O instrumento tem um nome indecifrável: espectrômetro de massa de ionização por dessorção a laser com auxílio de matriz (Maldi, na sigla em inglês). Mas sua função pode ser definida de um jeito bem simples: uma balança para pesar proteínas.
O Maldi, cuja invenção rendeu o Prêmio Nobel de Química deste ano para o japonês Koichi Tanaka, é a principal ferramenta dos estudos de proteômica, ciência que busca entender como as proteínas interagem para pôr um organismo em funcionamento.
Por ser de operação delicado, também é um aparelho caro: um espectrômetro de massa para proteômica custa, em média, cerca de US$ 500 mil.

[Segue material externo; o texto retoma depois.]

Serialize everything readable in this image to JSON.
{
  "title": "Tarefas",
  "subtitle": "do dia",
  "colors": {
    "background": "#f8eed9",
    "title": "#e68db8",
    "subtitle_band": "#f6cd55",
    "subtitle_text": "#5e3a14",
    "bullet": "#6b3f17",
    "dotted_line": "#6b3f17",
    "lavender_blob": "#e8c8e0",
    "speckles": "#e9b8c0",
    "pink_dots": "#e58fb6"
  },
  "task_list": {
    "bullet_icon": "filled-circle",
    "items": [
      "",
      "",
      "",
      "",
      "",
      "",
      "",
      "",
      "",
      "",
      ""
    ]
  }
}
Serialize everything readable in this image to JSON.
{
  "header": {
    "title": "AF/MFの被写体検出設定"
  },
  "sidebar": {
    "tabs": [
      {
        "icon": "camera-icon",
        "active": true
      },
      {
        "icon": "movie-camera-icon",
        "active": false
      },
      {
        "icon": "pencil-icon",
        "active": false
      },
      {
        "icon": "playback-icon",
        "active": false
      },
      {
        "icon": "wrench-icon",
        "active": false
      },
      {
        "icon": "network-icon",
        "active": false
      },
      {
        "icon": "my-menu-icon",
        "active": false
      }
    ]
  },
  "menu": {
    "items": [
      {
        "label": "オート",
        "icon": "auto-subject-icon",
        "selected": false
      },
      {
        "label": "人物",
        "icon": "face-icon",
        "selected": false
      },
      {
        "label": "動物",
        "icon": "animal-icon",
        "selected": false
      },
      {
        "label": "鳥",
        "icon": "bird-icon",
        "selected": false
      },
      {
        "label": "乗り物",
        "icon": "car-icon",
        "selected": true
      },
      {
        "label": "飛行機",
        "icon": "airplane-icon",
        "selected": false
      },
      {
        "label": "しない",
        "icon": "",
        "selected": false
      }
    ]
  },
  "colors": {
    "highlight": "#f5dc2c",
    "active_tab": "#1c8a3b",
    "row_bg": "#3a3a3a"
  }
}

A Fapesp (Fundação de Amparo à Pesquisa do Estado de São Paulo), que pretendia comprar Maldis para executar seu projeto proteoma, teve de desistir da idéia após a desvalorização do real, no começo do semestre. Precisou se contentar com um empréstimo de duas máquinas durante seis meses para iniciar o trabalho.
O Maldi feito pelo grupo do LIP (Laboratório de Instrumentação e Partículas), do Instituto de Física, também financiado pela Fapesp, saiu bem mais em conta: US$ 50 mil da concepção à construção. Mas que ninguém pense que o objetivo do grupo da USP é produzi-los em série para atender ao projeto proteoma.
"A nossa idéia é desenvolver a tecnologia e treinar pessoal", diz a física nuclear Suzana Salem Vasconcelos, do LIP. "Isso não é um equipamento que vise aplicação comercial", afirmou.
O aparelho de Maldi foi projetado e construído ao longo dos últimos dois anos pelo grupo de Vasconcelos, do qual também fazem parte os pesquisadores Olacio Dietzsch, Eduardo Macchione, Kiyomi Koide e José Hirata. Ele está sendo testado na análise de polímeros (longas cadeias de uma mesma molécula) e, dentro de seis meses, deverá ser usado rotineiramente com proteínas.
O Maldi "pesa" as moléculas bombardeando a amostra que se quer estudar com pulsos de laser. A energia faz com que a proteína fique carregada eletricamente (ionizada). Nesse estado, ela pode ser submetida a um campo elétrico num tubo de vácuo e "voar" por esse tubo até um detector.
A massa da proteína, então, pode ser calculada. Quanto mais leve a molécula, menos tempo ela leva para atravessar o tubo. A combinação de carga e tempo de vôo permite identificar a "assinatura" de cada proteína.
O grupo já tem em funcionamento um outro espectrômetro que também "pesa" moléculas orgânicas, mas usando uma técnica mais antiga: o bombardeamento da amostra e feito por partículas de califórnio (um elemento radioativo) em vez de laser. Ele tem sido usado com sucesso em colaboração com bioquímicos da USP para a identificação de pigmentos em algas e de peptídeos (pequenas proteínas) em feijão.
Nenhum dos aparelhos tem desempenho semelhante a um comercial. Mas o grupo do LIP não troca a sua traquitana por nenhuma outra. "Quando você importa um equipamento, está comprando uma caixa preta", diz Macchione. "Aqui podemos ajustar o aparelho às nossas necessidades."
O grupo diz de saída que não tem nenhuma intenção de montar uma empresa para fazer espectrômetros em série. "[Mas" não tenho restrição nenhuma em passar para a frente os desenhos e o conhecimento da tecnologia", diz Vasconcelos.